Basic
- Pig is a scripting platform for processing and analysing large data sets.
- very usefulfor people who did not have java knowledge
- used for high level data flow and processing the data available on HDFS.
- PIG is named pig because like the animal, it can consume and process any type of data, and has lots of usage in data cleansing.
- Internally, whatever you write in Pig, it internally converts to Map reduce(MR) jobs.
- Pig is client side installation, it need not sit on hadoop cluster.
- Pig script will execute a set of commands, which will be converted to Map Reduce(MR) jobs and submitted to hadoop running locally or remotely.
- A hadoop cluster will not care whether the job was submitted from pig or from some other environment.
- map reduce programs get executed only when the DUMP or STORE command is called(more on this later).
Pig Vs Traditional Hadoop Map Reduce(MR).
- lot of effort required in writing Map Reduce in Hadoop, but in pig the effort required is very less.
- In Hadoop, we have to write toolrunner, Mapper, Reducer, but in Pig, nothing is mandatory as we just write a small script(set of commands)
- Hadoop Mapreduce has more functionality than Pig.
- since in pig, we just have to write the script, and not the separate toolrunner, mapper, reducer, etc, the development effort while using PIG is very less.
- Pig is slightly slower than MR job.
Components of PIG
- pig execution environment
- it is essentially, the hadoop cluster, where the pig script is submitted to run.
- it can be local hadoop or remote hadoop cluster.
- pig latin
- new language, which is compiled to map reduce(MR) jobs
- increases productivity, as less no of lines are required.
- good for non java programmers.
- provides operations like join, group, filter, sort, but we need to write lot of code for join etc in hadoop.
- data flow language instead of procedural language.
Data flow in Pig
- LOAD the data from HDFS, and into the Pig program.
- data is transformed into appropriate format, may be by GROUP, JOIN etc, or combine two files, FILTER etc or any other built in function.
- DUMP the data to screen or STORE the data somewhere.
Pig Execution Modes
- local mode
- pig -x local
- to enter into a default shell named grunt
- map reduce mode
- pig
- enter to map reduce mode
Pig Latin Example
- A = LOAD 'myserver.log' AS (ipaddress:chararray, timestamp:int, url: chararray) using PigStorage();
- A = LOAD 'myserver.log' using PigStorage();
- B = GROUP A by ipaddress
- C = FOREACH B GENERATE ipaddress, COUNT(A);
- STORE C INTO 'output.txt'
- DUMP C
Terminology
- atom : any value is called an atom
- tuple : collection of atoms, values (123, abc, xyz)

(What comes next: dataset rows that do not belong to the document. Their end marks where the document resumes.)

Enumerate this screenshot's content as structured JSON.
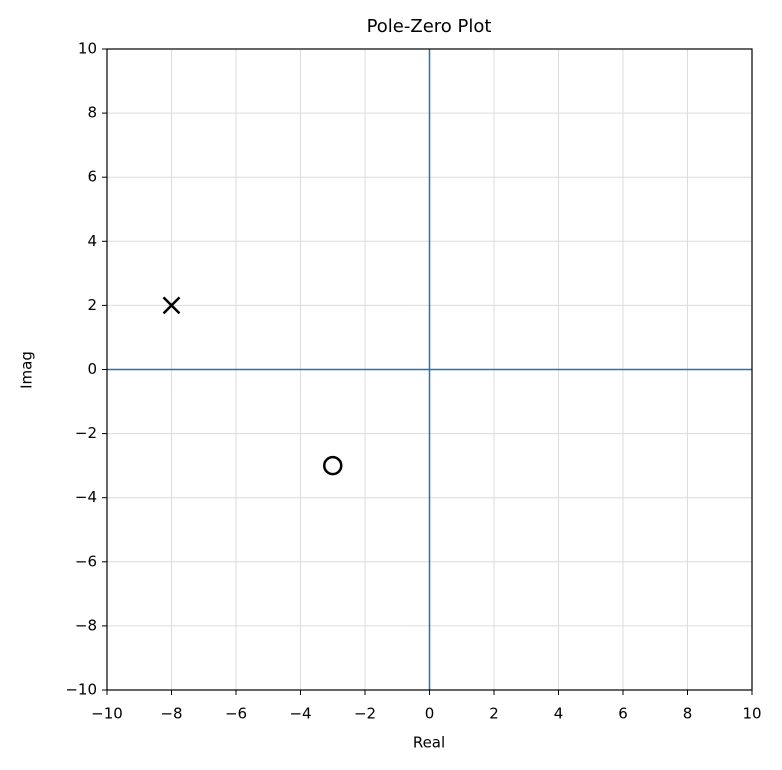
{
  "chart_data": {
    "type": "scatter",
    "title": "Pole-Zero Plot",
    "x_label": "Real",
    "y_label": "Imag",
    "xlim": [
      -10,
      10
    ],
    "ylim": [
      -10,
      10
    ],
    "xticks": [
      {
        "value": -10,
        "label": "−10"
      },
      {
        "value": -8,
        "label": "−8"
      },
      {
        "value": -6,
        "label": "−6"
      },
      {
        "value": -4,
        "label": "−4"
      },
      {
        "value": -2,
        "label": "−2"
      },
      0,
      2,
      4,
      6,
      8,
      10
    ],
    "yticks": [
      {
        "value": -10,
        "label": "−10"
      },
      {
        "value": -8,
        "label": "−8"
      },
      {
        "value": -6,
        "label": "−6"
      },
      {
        "value": -4,
        "label": "−4"
      },
      {
        "value": -2,
        "label": "−2"
      },
      0,
      2,
      4,
      6,
      8,
      10
    ],
    "grid": true,
    "reference_lines": {
      "color": "#1f77b4",
      "x": 0,
      "y": 0
    },
    "series": [
      {
        "marker": "x",
        "color": "#000000",
        "x": [
          -8
        ],
        "values": [
          2
        ]
      },
      {
        "marker": "o",
        "color": "#000000",
        "x": [
          -3
        ],
        "values": [
          -3
        ]
      }
    ]
  }
}
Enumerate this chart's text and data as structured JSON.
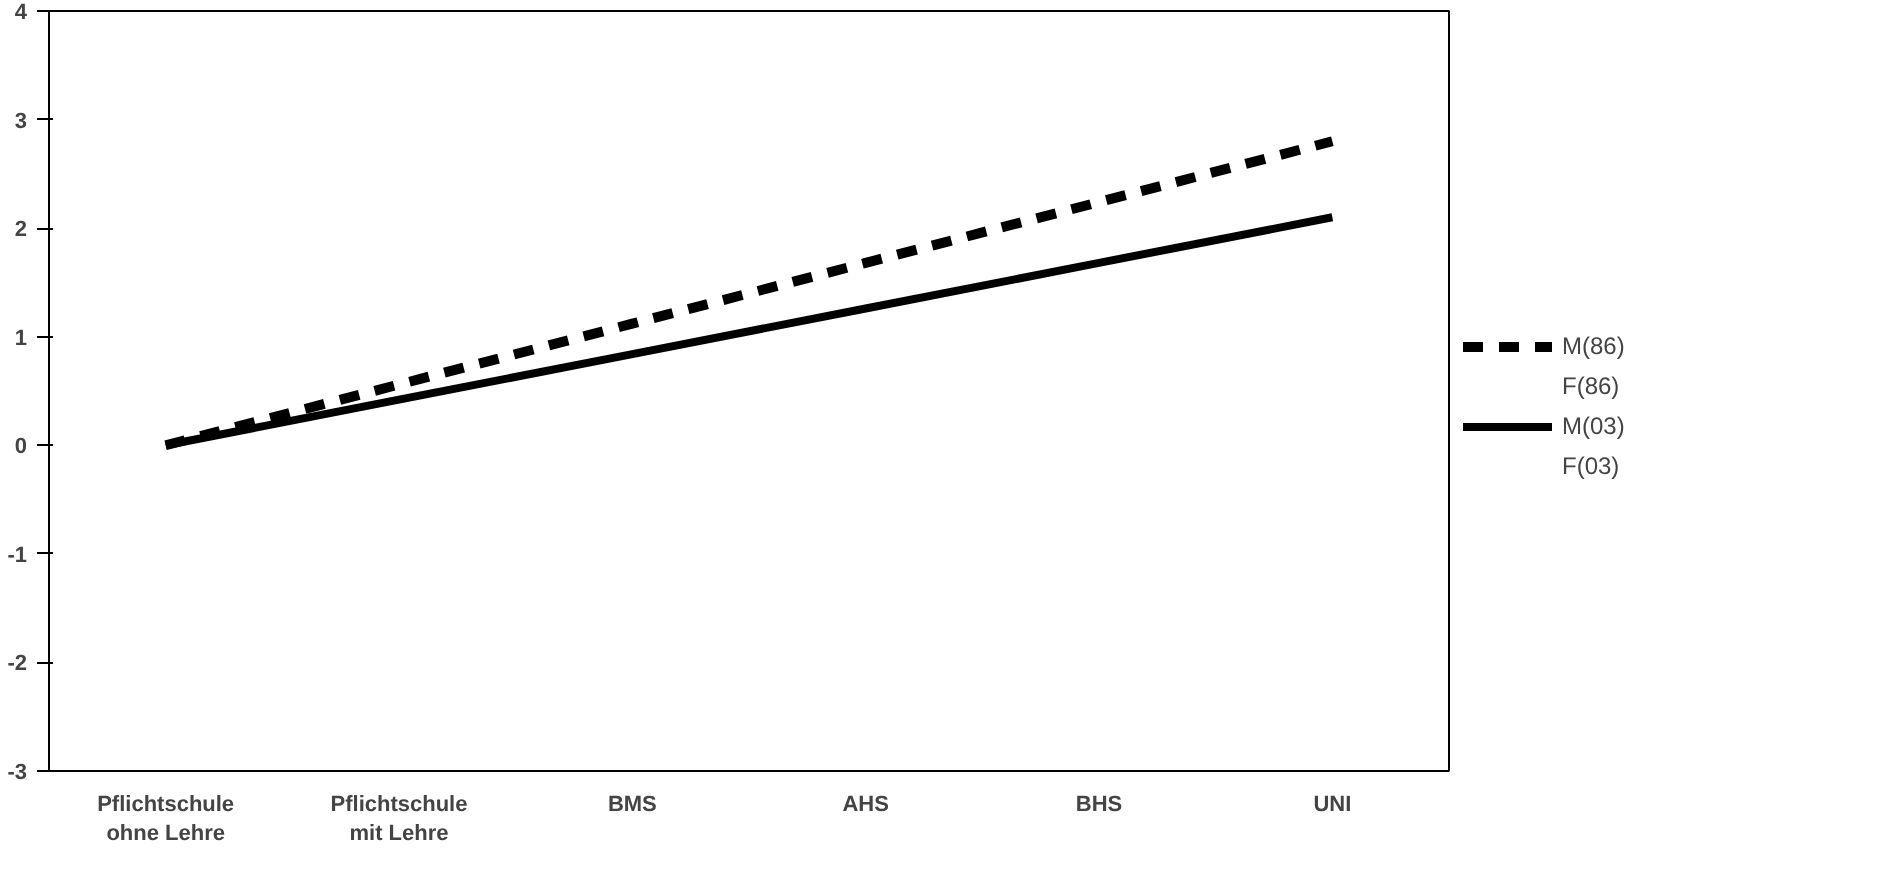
{
  "chart_data": {
    "type": "line",
    "categories": [
      "Pflichtschule\nohne Lehre",
      "Pflichtschule\nmit Lehre",
      "BMS",
      "AHS",
      "BHS",
      "UNI"
    ],
    "series": [
      {
        "name": "M(86)",
        "color": "#000000",
        "line_style": "dashed",
        "values": [
          0,
          0.56,
          1.12,
          1.68,
          2.24,
          2.8
        ]
      },
      {
        "name": "M(03)",
        "color": "#000000",
        "line_style": "solid",
        "values": [
          0,
          0.42,
          0.84,
          1.26,
          1.68,
          2.1
        ]
      }
    ],
    "annotations": [
      "F(86)",
      "F(03)"
    ],
    "ylim": [
      -3,
      4
    ],
    "yticks": [
      -3,
      -2,
      -1,
      0,
      1,
      2,
      3,
      4
    ],
    "grid": false,
    "legend": "right",
    "marker": "none"
  }
}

- bag : collection of tuples {(123,abc,xyz), (sdksjd, 122,skd)}
Transformations in Pig
Data for the below transformations can be found here
- SAMPLE
- to get some data from dataset.
- x = SAMPLE c 0.01 == approximate 1% of c into x
- LIMIT
- to limit the no of records.
- x = LIMIT c 3
- get only 3 records from c and put in x
- can fetch any random 3, and not exact same set of records every time)
- ORDER
- to get the columns in ascending or descending order.
- x = ORDER c by f1 ASC
- sort c by f1 column in asc order.
- JOIN
- to join two or more datasets into a single dataset.

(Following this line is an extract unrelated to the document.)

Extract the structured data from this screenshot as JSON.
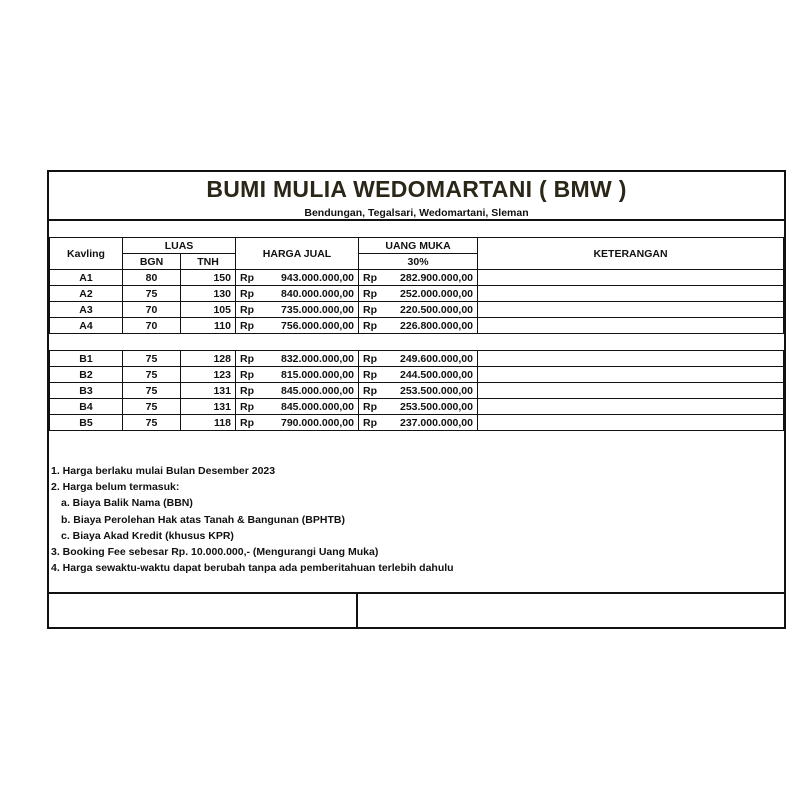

- x = JOIN a BY fieldInA, b BY fieldInB, C BY fieldInC
- GROUP
- used to group the dataset based on a field.
- B = GROUP A BY age;
- UNION
- Combination of one or more data sets.
- a = load 'file1.txt' using PigStorage(',') as (field1:int, field2:int, field3:int)
- b = load 'file2.txt' using PigStorage(',') as (anotherfield1:int, anotherfield2:int, anotherfield3:int)
- c = UNION a,b => union works if both the fields erc have the same format, and datatype in all columns.
- d = DISTINCT c
- f = FILTER c BY f1 > 3
Pig Usage
- processing of logs generated from the servers.
- data processing for search platform
- ad hoc queries across large cluster